Prime Jeunesse/14

La bibliothèque libre.
Calmann-Lévy (p. 85-88).
◄  XIII
XV  ►

XIV

Le 11 juin 1865.

Une dépêche de Saint-Nazaire, où venait d’atterrir le paquebot de la Guyane, annonçait le retour de Lucette pour ce soir !…

Il y avait cependant un voile d’anxiété sur la joie de la retrouver : elle était, paraît-il, si anémiée par le climat de là-bas que sa poitrine s’était prise et qu’il avait fallu faire venir un wagon-lit pour nous la ramener. Mais enfin elle était en France, ce ne serait pas pour elle comme pour mon frère, on la reverrait au moins, et, avec l’air de notre pays, on saurait vite la guérir.
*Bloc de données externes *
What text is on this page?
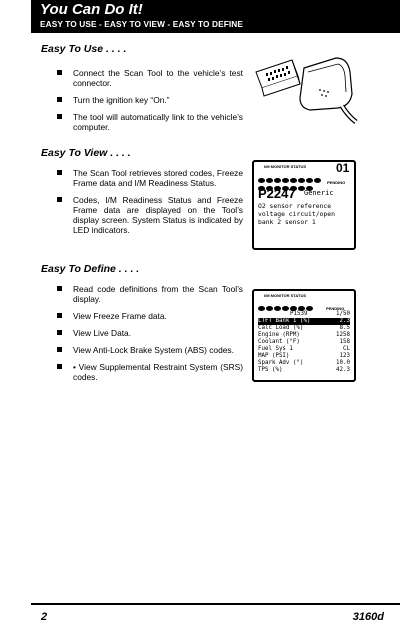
You Can Do It!
EASY TO USE - EASY TO VIEW - EASY TO DEFINE
Easy To Use . . . .
Connect the Scan Tool to the vehicle’s test connector.
Turn the ignition key “On.”
The tool will automatically link to the vehicle’s computer.
Easy To View . . . .
The Scan Tool retrieves stored codes, Freeze Frame data and I/M Readiness Status.
Codes, I/M Readiness Status and Freeze Frame data are displayed on the Tool’s display screen. System Status is indicated by LED indicators.
I/M MONITOR STATUS	01
PENDING
P2247 Generic
O2 sensor reference
voltage circuit/open
bank 2 sensor 1
Easy To Define . . . .
Read code definitions from the Scan Tool’s display.
View Freeze Frame data.
View Live Data.
View Anti-Lock Brake System (ABS) codes.
• View Supplemental Restraint System (SRS) codes.
I/M MONITOR STATUS
PENDING
P1539	1/50
LTFT Bank 1 (%)	2.3
Calc Load (%)	8.5
Engine (RPM)	1258
Coolant (°F)	158
Fuel Sys 1	CL
MAP (PSI)	123
Spark Adv (°)	10.0
TPS (%)	42.3
2	3160d
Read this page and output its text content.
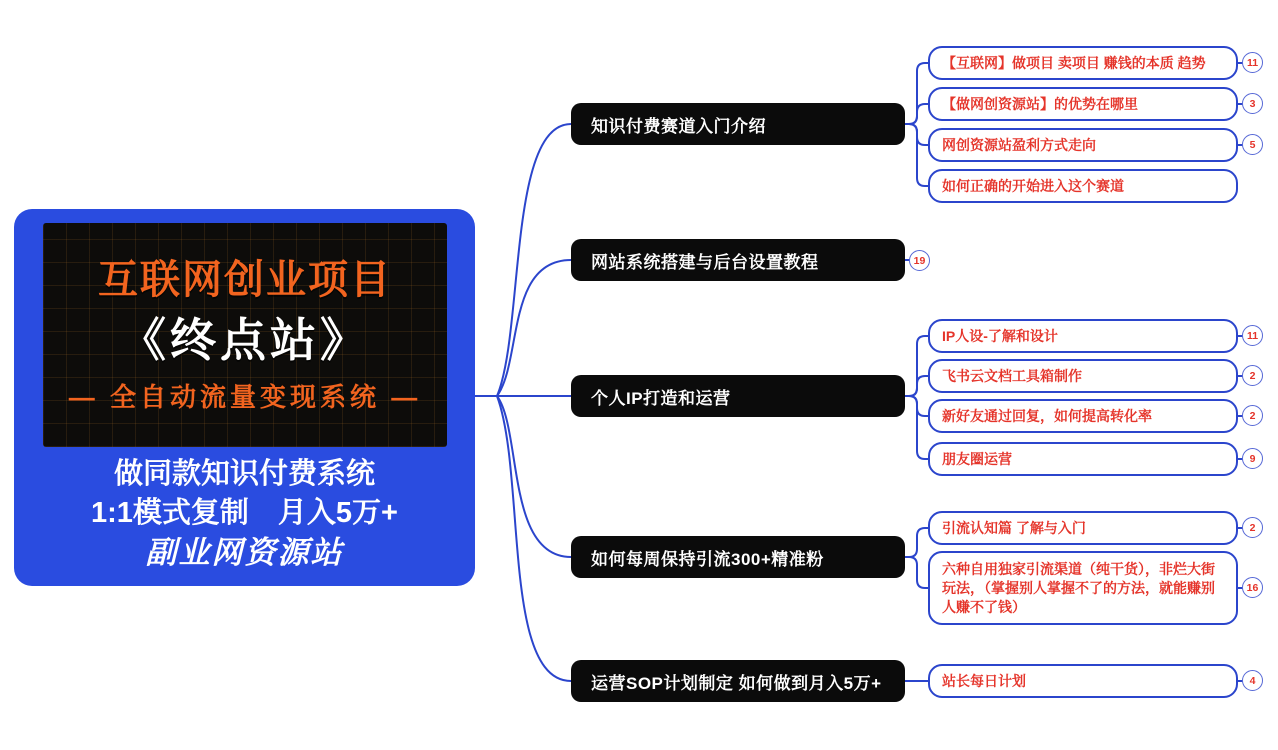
互联网创业项目
《终点站》
— 全自动流量变现系统 —
做同款知识付费系统
1:1模式复制　月入5万+
副业网资源站
知识付费赛道入门介绍
网站系统搭建与后台设置教程
个人IP打造和运营
如何每周保持引流300+精准粉
运营SOP计划制定 如何做到月入5万+
【互联网】做项目 卖项目 赚钱的本质 趋势
【做网创资源站】的优势在哪里
网创资源站盈利方式走向
如何正确的开始进入这个赛道
IP人设-了解和设计
飞书云文档工具箱制作
新好友通过回复，如何提高转化率
朋友圈运营
引流认知篇 了解与入门
六种自用独家引流渠道（纯干货），非烂大街玩法，（掌握别人掌握不了的方法，就能赚别人赚不了钱）
站长每日计划
11
3
5
19
11
2
2
9
2
16
4
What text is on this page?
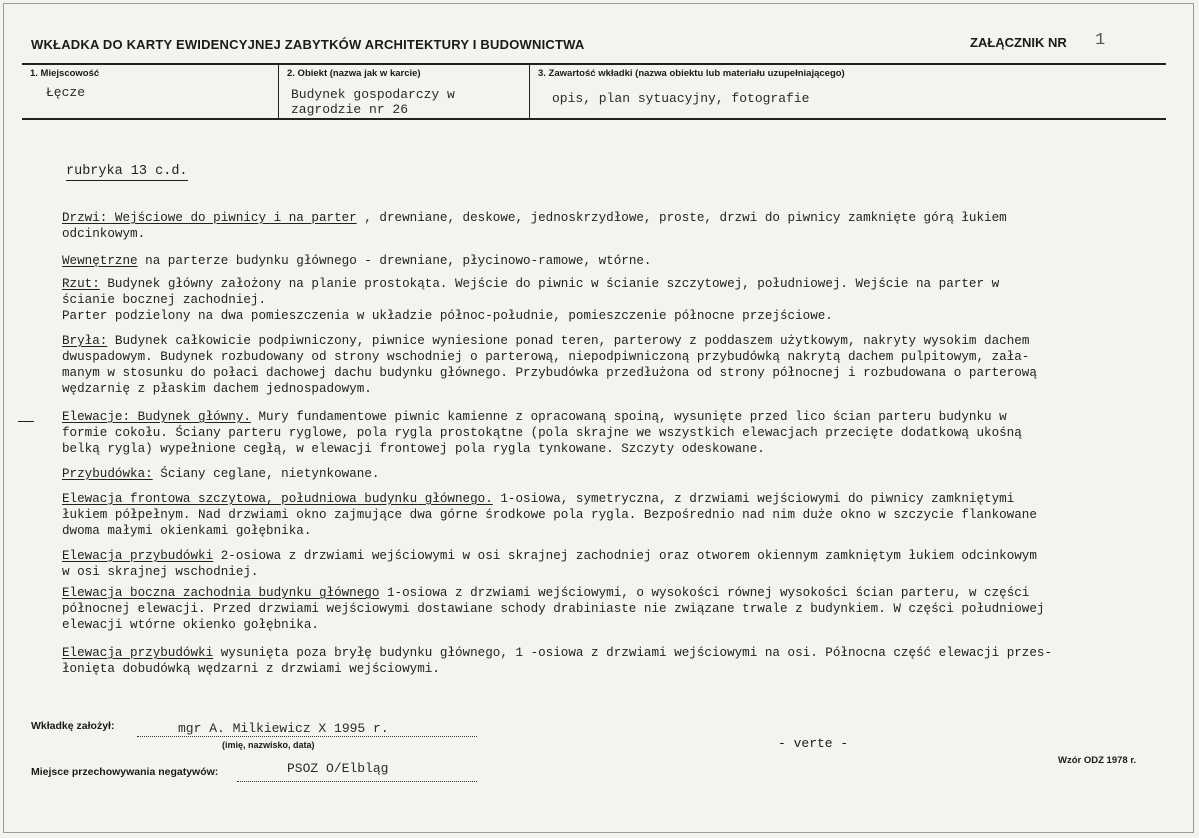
WKŁADKA DO KARTY EWIDENCYJNEJ ZABYTKÓW ARCHITEKTURY I BUDOWNICTWA	ZAŁĄCZNIK NR 1
1. Miejscowość
Łęcze
2. Obiekt (nazwa jak w karcie)
Budynek gospodarczy w
zagrodzie nr 26
3. Zawartość wkładki (nazwa obiektu lub materiału uzupełniającego)
opis, plan sytuacyjny, fotografie
rubryka 13 c.d.

Drzwi: Wejściowe do piwnicy i na parter , drewniane, deskowe, jednoskrzydłowe, proste, drzwi do piwnicy zamknięte górą łukiem
odcinkowym.

Wewnętrzne na parterze budynku głównego - drewniane, płycinowo-ramowe, wtórne.

Rzut: Budynek główny założony na planie prostokąta. Wejście do piwnic w ścianie szczytowej, południowej. Wejście na parter w
ścianie bocznej zachodniej.
Parter podzielony na dwa pomieszczenia w układzie północ-południe, pomieszczenie północne przejściowe.

Bryła: Budynek całkowicie podpiwniczony, piwnice wyniesione ponad teren, parterowy z poddaszem użytkowym, nakryty wysokim dachem
dwuspadowym. Budynek rozbudowany od strony wschodniej o parterową, niepodpiwniczoną przybudówką nakrytą dachem pulpitowym, zała-
manym w stosunku do połaci dachowej dachu budynku głównego. Przybudówka przedłużona od strony północnej i rozbudowana o parterową
wędzarnię z płaskim dachem jednospadowym.

Elewacje: Budynek główny. Mury fundamentowe piwnic kamienne z opracowaną spoiną, wysunięte przed lico ścian parteru budynku w
formie cokołu. Ściany parteru ryglowe, pola rygla prostokątne (pola skrajne we wszystkich elewacjach przecięte dodatkową ukośną
belką rygla) wypełnione cegłą, w elewacji frontowej pola rygla tynkowane. Szczyty odeskowane.

Przybudówka: Ściany ceglane, nietynkowane.

Elewacja frontowa szczytowa, południowa budynku głównego. 1-osiowa, symetryczna, z drzwiami wejściowymi do piwnicy zamkniętymi
łukiem półpełnym. Nad drzwiami okno zajmujące dwa górne środkowe pola rygla. Bezpośrednio nad nim duże okno w szczycie flankowane
dwoma małymi okienkami gołębnika.

Elewacja przybudówki 2-osiowa z drzwiami wejściowymi w osi skrajnej zachodniej oraz otworem okiennym zamkniętym łukiem odcinkowym
w osi skrajnej wschodniej.

Elewacja boczna zachodnia budynku głównego 1-osiowa z drzwiami wejściowymi, o wysokości równej wysokości ścian parteru, w części
północnej elewacji. Przed drzwiami wejściowymi dostawiane schody drabiniaste nie związane trwale z budynkiem. W części południowej
elewacji wtórne okienko gołębnika.

Elewacja przybudówki wysunięta poza bryłę budynku głównego, 1 -osiowa z drzwiami wejściowymi na osi. Północna część elewacji przes-
łonięta dobudówką wędzarni z drzwiami wejściowymi.

Wkładkę założył:	mgr A. Milkiewicz X 1995 r.
(imię, nazwisko, data)
Miejsce przechowywania negatywów:	PSOZ O/Elbląg
- verte -
Wzór ODZ 1978 r.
Ce jour-là, j’avais passé mon temps chez elle, très excité par les préparatifs pour sa rentrée au foyer, et dans sa chambre j’avais arrangé en gerbes les plus belles roses de juin. Ce qui était singulier, c’est que ses parents semblaient avoir à mon sujet une consigne secrète, car ils inventaient de nouveaux prétextes pour me retenir chaque fois que je faisais mine de m’en aller…

Quand enfin je revins à la maison vers cinq heures, ma mère, que je rencontrai tout d’abord, avait un air de gaieté que je lui voyais pour la première fois depuis notre deuil : « Monte donc chez ta sœur, me dit-elle, voir une petite personne qui vient de nous arriver et désire t’être présentée ! » Naturellement je compris tout de suite.

Elle avait dit : une petite personne ; donc, une petite nièce, justement ce que je désirais le plus, et je montai quatre à quatre, si intrigué par le minois qu’elle pouvait bien avoir !…

Je fus plutôt déçu, je l’avoue, par cette première présentation de la petite créature à laquelle j’avais tant rêvé d’avance et qui maintenant dormait là sous mes yeux dans son berceau, les poings contre le menton, au milieu de mousselines et de dentelles blanches. Non qu’elle fût vilaine, comme tant de bébés naissants, mais je n’avais encore jamais vu d’enfant d’une heure ; cette trop petite tête, ces joues rayées d’imperceptibles plis comme des rides, me causaient un semblant d’effroi, — et je m’éclipsai dès qu’elle se mit à crier avec une voix de petit chat en carton… À vrai dire aussi, j’étais tout à l’attente de Lucette ; l’idée que ce soir je la reverrais ne laissait place en moi pour rien d’autre…

Au beau crépuscule tout en or, j’allai au-devant d’elle avec ses parents, et, quand on entendit le train arriver en gare, toujours plus enfant que mon âge, je me mis à courir avec des sauts de joie le long des wagons, cherchant à quelle portière j’apercevrais sa figure si aimée, et sa main qui me ferait signe…

Mais une apparition presque terrible me glaça sur place… Oh ! vraiment, c’était Lucette, ce si blême fantôme aux yeux caves, qui sortait du wagon-lit porté par deux hommes et qui, pour nous parler, n’avait plus qu’un filet de voix rauque, à peine perceptible, une voix sortant comme d’une caverne ou d’un cercueil…

Elle me voulut auprès d’elle dans la voiture qui la ramenait à sa maison, et je me souviens qu’au moment où nous entrions en ville, on entendait sonner le couvre-feu ; sa mère alors lui demanda, en essayant de sourire : « Tu la reconnais, dis, notre vieille cloche de Rochefort ? » Mais elle ne répondit que par un vague signe de tête et je vis, dans la pénombre, briller deux larmes qui descendaient sur ses pauvres joues creuses.